Linder also unwittingly helped some new owners get in the game. One afternoon during sales week, he spent some time at the racetrack making $2 bets that kept coming home winners. The people in the box next to him, who had been losing fistfuls of cash at the windows, took notice and asked him to pick one for them in the last race. Linder, startled, saw a horse he happened to know and picked him, despite the fact that his last race had been a steeplechase and his odds were long. Tongue in cheek, Linder explained that the horse would run well to prevent himself from having to go jumping again, and the fellows in the box bet the horse. He won.

"The least you can do is come buy a horse from me," Linder jokingly told the men.

"That night, after the sale, there they were at my barn," he recalled. "They said, 'Well, we just bought our first horse.' I couldn't believe it."

The story points up the special symbiosis between Saratoga's racetrack and sales, whereby people infected by the glamor and excitement of the track decide they have to have a horse now. Luckily for them, there happens to be an auction barely a block away.

"It's hugely beneficial," Collier said. "If you get a big maiden winner by a young sire across the street, it will immediately add luster to his yearlings at the sale.

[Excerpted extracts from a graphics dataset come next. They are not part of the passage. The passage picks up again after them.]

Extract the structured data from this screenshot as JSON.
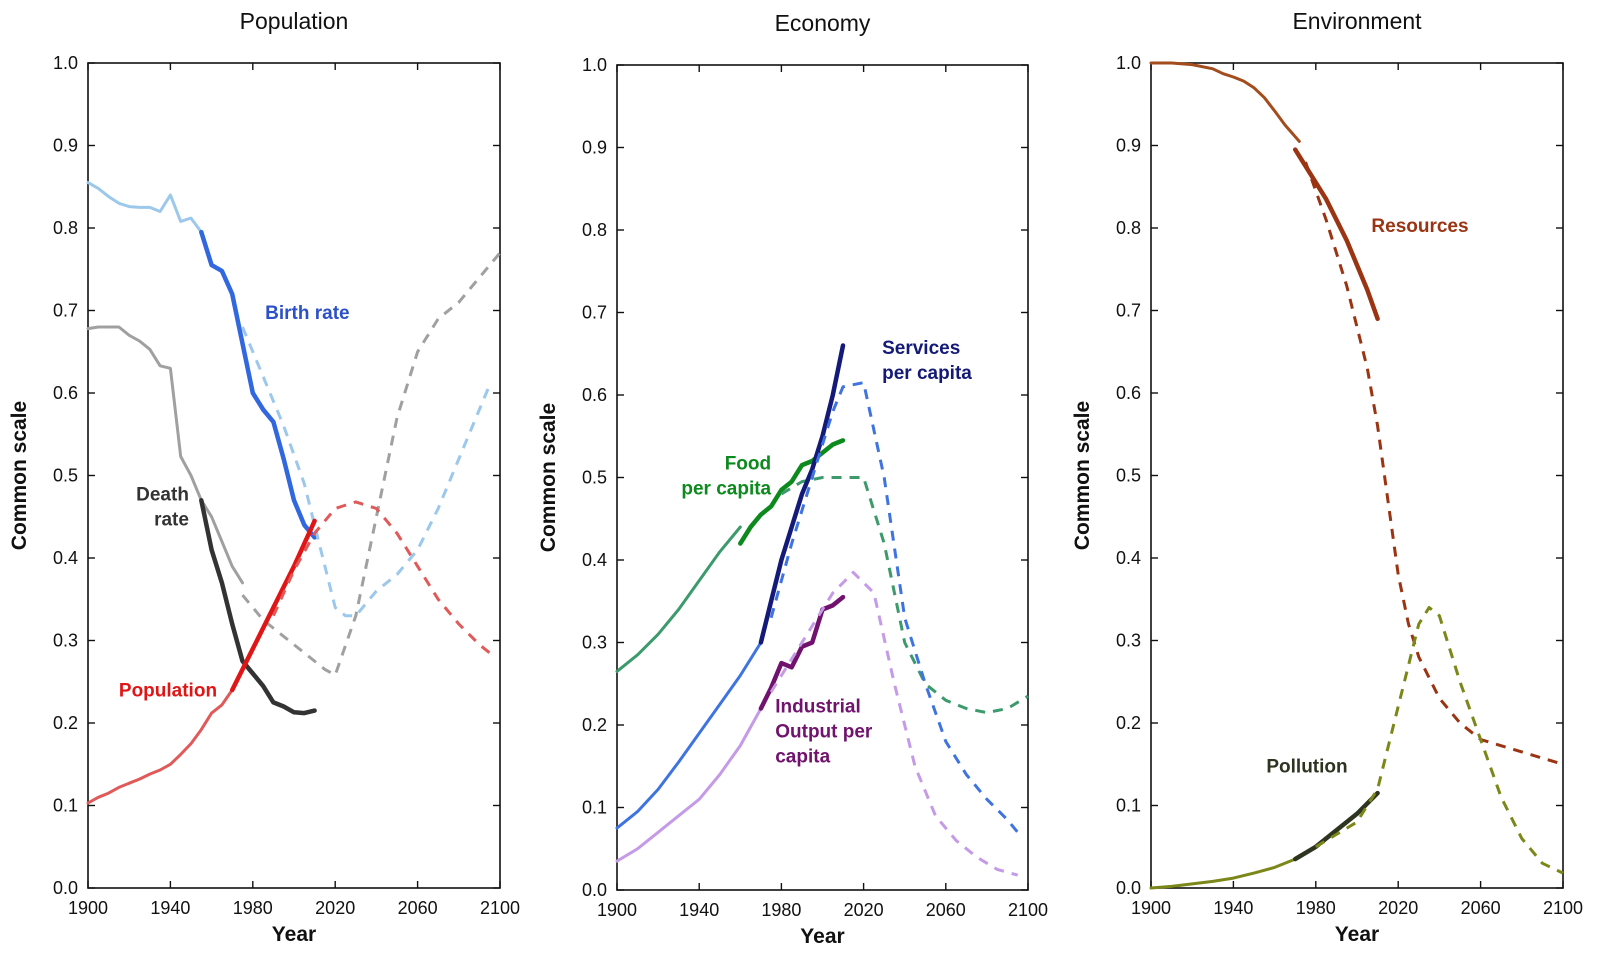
{
  "chart_data": [
    {
      "type": "line",
      "title": "Population",
      "xlabel": "Year",
      "ylabel": "Common scale",
      "xlim": [
        1900,
        2100
      ],
      "ylim": [
        0,
        1
      ],
      "xticks": [
        1900,
        1940,
        1980,
        2020,
        2060,
        2100
      ],
      "yticks": [
        0.0,
        0.1,
        0.2,
        0.3,
        0.4,
        0.5,
        0.6,
        0.7,
        0.8,
        0.9,
        1.0
      ],
      "grid": false,
      "series": [
        {
          "name": "Birth rate",
          "part": "historical",
          "color": "#9cc8ec",
          "width": 3,
          "dashed": false,
          "x": [
            1900,
            1905,
            1910,
            1915,
            1920,
            1925,
            1930,
            1935,
            1940,
            1945,
            1950,
            1955
          ],
          "y": [
            0.855,
            0.848,
            0.838,
            0.83,
            0.826,
            0.825,
            0.825,
            0.82,
            0.84,
            0.808,
            0.812,
            0.795
          ]
        },
        {
          "name": "Birth rate",
          "part": "observed",
          "color": "#3168e0",
          "width": 4.5,
          "dashed": false,
          "x": [
            1955,
            1960,
            1965,
            1970,
            1975,
            1980,
            1985,
            1990,
            1995,
            2000,
            2005,
            2010
          ],
          "y": [
            0.795,
            0.755,
            0.748,
            0.72,
            0.66,
            0.6,
            0.58,
            0.565,
            0.52,
            0.47,
            0.44,
            0.425
          ]
        },
        {
          "name": "Birth rate",
          "part": "model",
          "color": "#9cc8ec",
          "width": 3,
          "dashed": true,
          "x": [
            1975,
            1985,
            1995,
            2005,
            2015,
            2020,
            2025,
            2030,
            2040,
            2050,
            2060,
            2070,
            2080,
            2090,
            2095
          ],
          "y": [
            0.68,
            0.62,
            0.56,
            0.49,
            0.39,
            0.34,
            0.33,
            0.33,
            0.36,
            0.38,
            0.41,
            0.46,
            0.52,
            0.58,
            0.61
          ]
        },
        {
          "name": "Death rate",
          "part": "historical",
          "color": "#a0a0a0",
          "width": 3,
          "dashed": false,
          "x": [
            1900,
            1905,
            1910,
            1915,
            1920,
            1925,
            1930,
            1935,
            1940,
            1945,
            1950,
            1955,
            1960,
            1965,
            1970,
            1975
          ],
          "y": [
            0.678,
            0.68,
            0.68,
            0.68,
            0.67,
            0.663,
            0.653,
            0.633,
            0.63,
            0.523,
            0.5,
            0.47,
            0.45,
            0.42,
            0.39,
            0.37
          ]
        },
        {
          "name": "Death rate",
          "part": "observed",
          "color": "#333333",
          "width": 4.5,
          "dashed": false,
          "x": [
            1955,
            1960,
            1965,
            1970,
            1975,
            1980,
            1985,
            1990,
            1995,
            2000,
            2005,
            2010
          ],
          "y": [
            0.47,
            0.41,
            0.37,
            0.32,
            0.275,
            0.26,
            0.245,
            0.225,
            0.22,
            0.213,
            0.212,
            0.215
          ]
        },
        {
          "name": "Death rate",
          "part": "model",
          "color": "#a0a0a0",
          "width": 3,
          "dashed": true,
          "x": [
            1975,
            1985,
            1995,
            2005,
            2015,
            2020,
            2030,
            2040,
            2050,
            2060,
            2070,
            2080,
            2090,
            2100
          ],
          "y": [
            0.355,
            0.325,
            0.305,
            0.285,
            0.265,
            0.258,
            0.33,
            0.45,
            0.57,
            0.65,
            0.69,
            0.71,
            0.74,
            0.77
          ]
        },
        {
          "name": "Population",
          "part": "historical",
          "color": "#e05a5a",
          "width": 3,
          "dashed": false,
          "x": [
            1900,
            1905,
            1910,
            1915,
            1920,
            1925,
            1930,
            1935,
            1940,
            1945,
            1950,
            1955,
            1960,
            1965,
            1970
          ],
          "y": [
            0.103,
            0.11,
            0.115,
            0.122,
            0.127,
            0.132,
            0.138,
            0.143,
            0.15,
            0.162,
            0.175,
            0.192,
            0.212,
            0.222,
            0.24
          ]
        },
        {
          "name": "Population",
          "part": "observed",
          "color": "#e01616",
          "width": 4.5,
          "dashed": false,
          "x": [
            1970,
            1980,
            1990,
            2000,
            2010
          ],
          "y": [
            0.24,
            0.29,
            0.34,
            0.39,
            0.445
          ]
        },
        {
          "name": "Population",
          "part": "model",
          "color": "#e05a5a",
          "width": 3,
          "dashed": true,
          "x": [
            1990,
            2000,
            2010,
            2020,
            2030,
            2040,
            2050,
            2060,
            2070,
            2080,
            2090,
            2095
          ],
          "y": [
            0.33,
            0.385,
            0.43,
            0.46,
            0.468,
            0.46,
            0.43,
            0.39,
            0.35,
            0.32,
            0.295,
            0.285
          ]
        }
      ],
      "annotations": [
        {
          "text": [
            "Birth rate"
          ],
          "color": "#2b50c8",
          "x": 1986,
          "y": 0.69,
          "align": "start"
        },
        {
          "text": [
            "Death",
            "rate"
          ],
          "color": "#333333",
          "x": 1949,
          "y": 0.47,
          "align": "end"
        },
        {
          "text": [
            "Population"
          ],
          "color": "#e01616",
          "x": 1915,
          "y": 0.232,
          "align": "start"
        }
      ]
    },
    {
      "type": "line",
      "title": "Economy",
      "xlabel": "Year",
      "ylabel": "Common scale",
      "xlim": [
        1900,
        2100
      ],
      "ylim": [
        0,
        1
      ],
      "xticks": [
        1900,
        1940,
        1980,
        2020,
        2060,
        2100
      ],
      "yticks": [
        0.0,
        0.1,
        0.2,
        0.3,
        0.4,
        0.5,
        0.6,
        0.7,
        0.8,
        0.9,
        1.0
      ],
      "grid": false,
      "series": [
        {
          "name": "Food per capita",
          "part": "historical",
          "color": "#3c9a6c",
          "width": 3,
          "dashed": false,
          "x": [
            1900,
            1910,
            1920,
            1930,
            1940,
            1950,
            1960
          ],
          "y": [
            0.265,
            0.285,
            0.31,
            0.34,
            0.375,
            0.41,
            0.44
          ]
        },
        {
          "name": "Food per capita",
          "part": "observed",
          "color": "#0d8a1e",
          "width": 4.5,
          "dashed": false,
          "x": [
            1960,
            1965,
            1970,
            1975,
            1980,
            1985,
            1990,
            1995,
            2000,
            2005,
            2010
          ],
          "y": [
            0.42,
            0.44,
            0.455,
            0.465,
            0.485,
            0.495,
            0.515,
            0.52,
            0.53,
            0.54,
            0.545
          ]
        },
        {
          "name": "Food per capita",
          "part": "model",
          "color": "#3c9a6c",
          "width": 3,
          "dashed": true,
          "x": [
            1980,
            1990,
            2000,
            2010,
            2020,
            2030,
            2040,
            2050,
            2060,
            2070,
            2080,
            2090,
            2100
          ],
          "y": [
            0.48,
            0.495,
            0.5,
            0.5,
            0.5,
            0.42,
            0.3,
            0.25,
            0.23,
            0.22,
            0.215,
            0.22,
            0.235
          ]
        },
        {
          "name": "Services per capita",
          "part": "historical",
          "color": "#3f74e0",
          "width": 3,
          "dashed": false,
          "x": [
            1900,
            1910,
            1920,
            1930,
            1940,
            1950,
            1960,
            1970
          ],
          "y": [
            0.075,
            0.095,
            0.122,
            0.155,
            0.19,
            0.225,
            0.26,
            0.3
          ]
        },
        {
          "name": "Services per capita",
          "part": "observed",
          "color": "#141a78",
          "width": 4.5,
          "dashed": false,
          "x": [
            1970,
            1975,
            1980,
            1985,
            1990,
            1995,
            2000,
            2005,
            2010
          ],
          "y": [
            0.3,
            0.35,
            0.4,
            0.44,
            0.48,
            0.51,
            0.55,
            0.6,
            0.66
          ]
        },
        {
          "name": "Services per capita",
          "part": "model",
          "color": "#3f74e0",
          "width": 3,
          "dashed": true,
          "x": [
            1975,
            1985,
            1995,
            2005,
            2010,
            2020,
            2030,
            2040,
            2050,
            2060,
            2070,
            2080,
            2090,
            2095
          ],
          "y": [
            0.33,
            0.42,
            0.5,
            0.58,
            0.61,
            0.615,
            0.5,
            0.33,
            0.25,
            0.18,
            0.14,
            0.11,
            0.085,
            0.07
          ]
        },
        {
          "name": "Industrial Output per capita",
          "part": "historical",
          "color": "#c59ae6",
          "width": 3,
          "dashed": false,
          "x": [
            1900,
            1910,
            1920,
            1930,
            1940,
            1950,
            1960,
            1970
          ],
          "y": [
            0.035,
            0.05,
            0.07,
            0.09,
            0.11,
            0.14,
            0.175,
            0.22
          ]
        },
        {
          "name": "Industrial Output per capita",
          "part": "observed",
          "color": "#70126e",
          "width": 4.5,
          "dashed": false,
          "x": [
            1970,
            1975,
            1980,
            1985,
            1990,
            1995,
            2000,
            2005,
            2010
          ],
          "y": [
            0.22,
            0.245,
            0.275,
            0.27,
            0.295,
            0.3,
            0.34,
            0.345,
            0.355
          ]
        },
        {
          "name": "Industrial Output per capita",
          "part": "model",
          "color": "#c59ae6",
          "width": 3,
          "dashed": true,
          "x": [
            1975,
            1985,
            1995,
            2005,
            2015,
            2025,
            2035,
            2045,
            2055,
            2065,
            2075,
            2085,
            2095
          ],
          "y": [
            0.24,
            0.28,
            0.32,
            0.36,
            0.385,
            0.36,
            0.25,
            0.15,
            0.09,
            0.06,
            0.04,
            0.025,
            0.018
          ]
        }
      ],
      "annotations": [
        {
          "text": [
            "Services",
            "per capita"
          ],
          "color": "#141a78",
          "x": 2029,
          "y": 0.65,
          "align": "start"
        },
        {
          "text": [
            "Food",
            "per capita"
          ],
          "color": "#0d8a1e",
          "x": 1975,
          "y": 0.51,
          "align": "end"
        },
        {
          "text": [
            "Industrial",
            "Output per",
            "capita"
          ],
          "color": "#70126e",
          "x": 1977,
          "y": 0.215,
          "align": "start"
        }
      ]
    },
    {
      "type": "line",
      "title": "Environment",
      "xlabel": "Year",
      "ylabel": "Common scale",
      "xlim": [
        1900,
        2100
      ],
      "ylim": [
        0,
        1
      ],
      "xticks": [
        1900,
        1940,
        1980,
        2020,
        2060,
        2100
      ],
      "yticks": [
        0.0,
        0.1,
        0.2,
        0.3,
        0.4,
        0.5,
        0.6,
        0.7,
        0.8,
        0.9,
        1.0
      ],
      "grid": false,
      "series": [
        {
          "name": "Resources",
          "part": "historical",
          "color": "#a34d1e",
          "width": 3,
          "dashed": false,
          "x": [
            1900,
            1910,
            1920,
            1930,
            1935,
            1940,
            1945,
            1950,
            1955,
            1960,
            1965,
            1972
          ],
          "y": [
            1.0,
            1.0,
            0.998,
            0.993,
            0.987,
            0.983,
            0.978,
            0.97,
            0.958,
            0.942,
            0.925,
            0.905
          ]
        },
        {
          "name": "Resources",
          "part": "observed",
          "color": "#9a3412",
          "width": 4.5,
          "dashed": false,
          "x": [
            1970,
            1975,
            1980,
            1985,
            1990,
            1995,
            2000,
            2005,
            2010
          ],
          "y": [
            0.895,
            0.875,
            0.855,
            0.835,
            0.81,
            0.785,
            0.755,
            0.725,
            0.69
          ]
        },
        {
          "name": "Resources",
          "part": "model",
          "color": "#9a3412",
          "width": 3,
          "dashed": true,
          "x": [
            1975,
            1985,
            1995,
            2005,
            2010,
            2015,
            2020,
            2025,
            2030,
            2040,
            2050,
            2060,
            2080,
            2100
          ],
          "y": [
            0.88,
            0.81,
            0.73,
            0.63,
            0.56,
            0.47,
            0.38,
            0.32,
            0.28,
            0.23,
            0.2,
            0.18,
            0.165,
            0.15
          ]
        },
        {
          "name": "Pollution",
          "part": "historical",
          "color": "#7b8718",
          "width": 3,
          "dashed": false,
          "x": [
            1900,
            1910,
            1920,
            1930,
            1940,
            1950,
            1960,
            1970
          ],
          "y": [
            0.0,
            0.002,
            0.005,
            0.008,
            0.012,
            0.018,
            0.025,
            0.035
          ]
        },
        {
          "name": "Pollution",
          "part": "observed",
          "color": "#2d3420",
          "width": 4.5,
          "dashed": false,
          "x": [
            1970,
            1980,
            1990,
            2000,
            2010
          ],
          "y": [
            0.035,
            0.05,
            0.07,
            0.09,
            0.115
          ]
        },
        {
          "name": "Pollution",
          "part": "model",
          "color": "#7b8718",
          "width": 3,
          "dashed": true,
          "x": [
            1980,
            1990,
            2000,
            2010,
            2020,
            2030,
            2035,
            2040,
            2050,
            2060,
            2070,
            2080,
            2090,
            2100
          ],
          "y": [
            0.05,
            0.065,
            0.08,
            0.12,
            0.22,
            0.32,
            0.34,
            0.33,
            0.25,
            0.18,
            0.11,
            0.06,
            0.03,
            0.018
          ]
        }
      ],
      "annotations": [
        {
          "text": [
            "Resources"
          ],
          "color": "#9a3412",
          "x": 2007,
          "y": 0.795,
          "align": "start"
        },
        {
          "text": [
            "Pollution"
          ],
          "color": "#2d3420",
          "x": 1956,
          "y": 0.14,
          "align": "start"
        }
      ]
    }
  ]
}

It's like spraying barbecue fuel on a fire."

Despite its moments of high drama, the Saratoga sale's predominant atmosphere is one of bucolic relaxation. That, too, works to the sale company's advantage.

"We are given the chance to sit under a tree in a deck chair with a consignor every afternoon and review where they are in the sale process," Collier said. "That's almost impossible to do at any other sale. You come to Saratoga with the idea of relaxing, and it's very difficult to raise your stress level there. Driving into Saratoga or flying into the Saratoga or Albany airport is like getting on a cruise ship."

Even Linder, in the hot seat for almost 50 years of selling yearlings at the Spa, agrees.

"Saratoga's sales and racetrack have something that almost doesn't exist anymore," he said. "It's a combination of special elements. Saratoga is a gathering of the clan, and they come from everywhere to be there. Millionaires looking at horses push their way through a crowd of people who might not be able to buy a hot dog. It's small and intimate, everyone is there, and pretty much anything can happen."

"Everything happens there," said Fasig-Tipton president Robertson. "We've had the lights go out, we've had floods. We've frozen to death up there, and we've gotten too hot. But it's still the place to go and be seen, and for three nights, it's the center of our game."